Our case sheds light on the need for further investigation on the cardiac safety of inhaled TXA. It also necessitates the need for comparing side effect profiles based on different routes of administration. Oral TXA adverse effects, according to data from clinical trials and post-marketing surveillance conducted by the FDA, include seizures, headaches, backache, and abdominal pain [3]. To the best of our knowledge, in the setting of oral TXA use, only three cases of myocardial infarction have been reported [7]. One of these three cases had concomitant use of intravenous desmopressin (DDAVP) with TXA in a patient with desmopressin responsive platelet dysfunction [8],[9]. Development of myocardial infarction in such a setting makes differentiating the possible contribution of pain, nausea, vomiting, diarrhea, fatigue, pulmonary embolism, deep vein thrombosis, anaphylaxis, impaired color vision, and other visual disturbances DDAVP from that of TXA difficult. Reported side effects with inhaled TXA only include bronchospasm, and no cases of myocardial ischemia/infarction have been reported thus far [3].

The pathophysiological cause for the arrhythmic effect of TXA to cause a LBBB is currently unknown.
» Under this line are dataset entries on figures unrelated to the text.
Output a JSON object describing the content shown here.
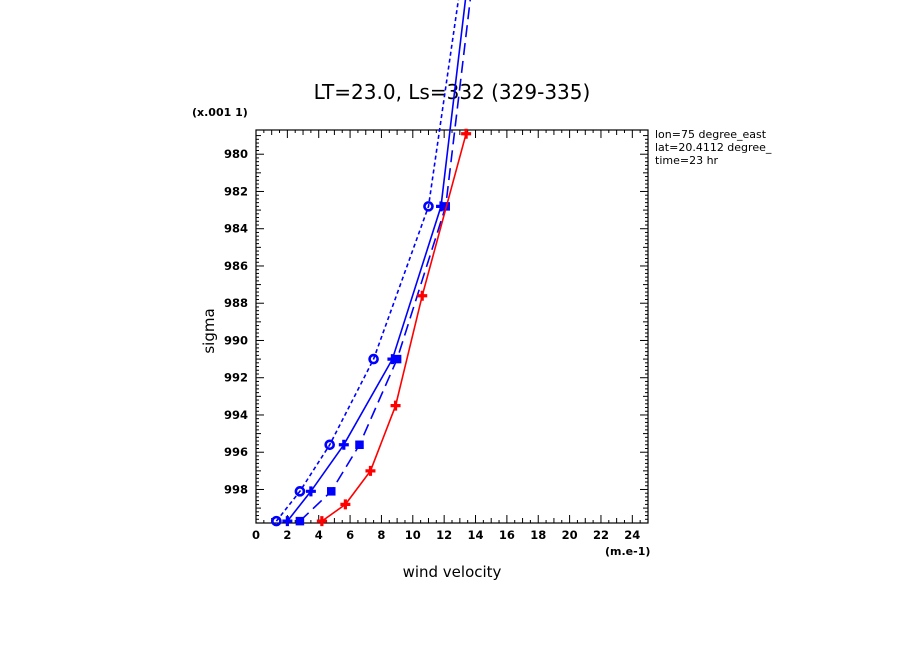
{
  "chart_data": {
    "type": "line",
    "title": "LT=23.0, Ls=332 (329-335)",
    "xlabel": "wind velocity",
    "ylabel": "sigma",
    "x_unit": "(m.e-1)",
    "y_scale_note": "(x.001 1)",
    "xlim": [
      0,
      25
    ],
    "ylim": [
      999.8,
      978.7
    ],
    "xticks": [
      "0",
      "2",
      "4",
      "6",
      "8",
      "10",
      "12",
      "14",
      "16",
      "18",
      "20",
      "22",
      "24"
    ],
    "yticks": [
      "980",
      "982",
      "984",
      "986",
      "988",
      "990",
      "992",
      "994",
      "996",
      "998"
    ],
    "annotations": [
      "lon=75 degree_east",
      "lat=20.4112 degree_",
      "time=23 hr"
    ],
    "grid": false,
    "series": [
      {
        "color": "#0000ff",
        "dash": "short",
        "marker": "circle",
        "points": [
          [
            1.3,
            999.7
          ],
          [
            2.8,
            998.1
          ],
          [
            4.7,
            995.6
          ],
          [
            7.5,
            991.0
          ],
          [
            11.0,
            982.8
          ],
          [
            13.2,
            970
          ]
        ]
      },
      {
        "color": "#0000ff",
        "dash": "solid",
        "marker": "plus",
        "points": [
          [
            2.0,
            999.7
          ],
          [
            3.5,
            998.1
          ],
          [
            5.6,
            995.6
          ],
          [
            8.7,
            991.0
          ],
          [
            11.8,
            982.8
          ],
          [
            13.6,
            970
          ]
        ]
      },
      {
        "color": "#0000ff",
        "dash": "long",
        "marker": "square",
        "points": [
          [
            2.8,
            999.7
          ],
          [
            4.8,
            998.1
          ],
          [
            6.6,
            995.6
          ],
          [
            9.0,
            991.0
          ],
          [
            12.1,
            982.8
          ],
          [
            13.9,
            970
          ]
        ]
      },
      {
        "color": "#ff0000",
        "dash": "solid",
        "marker": "plus",
        "points": [
          [
            4.2,
            999.7
          ],
          [
            5.7,
            998.8
          ],
          [
            7.3,
            997.0
          ],
          [
            8.9,
            993.5
          ],
          [
            10.6,
            987.6
          ],
          [
            13.4,
            978.9
          ]
        ]
      }
    ]
  }
}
An experimental paper in 2009 noted L-lysine, with structural analogy to TXA, increased the force of atrial contraction. Furthermore, TXA exhibited an inhibitory effect on serotonin’s inotropic cardiac effect through antagonistic binding to the 5HT4 channel in the human right atrium [10]. Therefore, L-lysine can be implicated in arrhythmias originating from the atrium, such as atrial fibrillation. To our knowledge, however, its role in causing conduction defects or arrhythmias originating below the AV node, particularly the His-Purkinje system, is unclear. Therefore, further studies on the pathophysiological effect of TXA on the human heart and its conduction system may prove to be beneficial.
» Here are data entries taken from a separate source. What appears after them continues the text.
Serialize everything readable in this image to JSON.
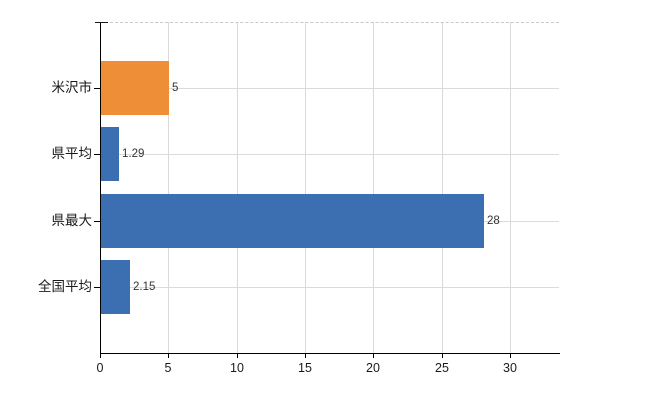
{
  "chart_data": {
    "type": "bar",
    "orientation": "horizontal",
    "title": "",
    "categories": [
      "米沢市",
      "県平均",
      "県最大",
      "全国平均"
    ],
    "values": [
      5,
      1.29,
      28,
      2.15
    ],
    "value_labels": [
      "5",
      "1.29",
      "28",
      "2.15"
    ],
    "bar_colors": [
      "#EE8E36",
      "#3B6FB1",
      "#3B6FB1",
      "#3B6FB1"
    ],
    "highlight_color": "#EE8E36",
    "default_color": "#3B6FB1",
    "x_ticks": [
      0,
      5,
      10,
      15,
      20,
      25,
      30
    ],
    "x_tick_labels": [
      "0",
      "5",
      "10",
      "15",
      "20",
      "25",
      "30"
    ],
    "xlim": [
      0,
      33.6
    ],
    "xlabel": "",
    "ylabel": "",
    "grid": true,
    "grid_color": "#D9D9D9",
    "axis_color": "#000000",
    "text_color": "#1A1A1A",
    "background": "#FFFFFF",
    "legend": false
  }
}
Inhaled TXA can be associated with cardiac effects and thus cardiac monitoring during TXA administration is recommended. Side effects can be identified by recognizing symptoms, eliciting signs, telemetry/electrocardiogram, and measuring cardiac biomarkers and therefore caution should be exercised in the administration of TXA, especially in the use of inhaled TXA with patients who have concomitant cardiovascular disease. Patients with underlying cardiac conduction abnormalities such as first degree AV delay, right or left BBB should be closely monitored given potential risk of complete heart block. Prospective trials and case reports will bring further clarity regarding risks versus benefits in the use of inhaled TXA.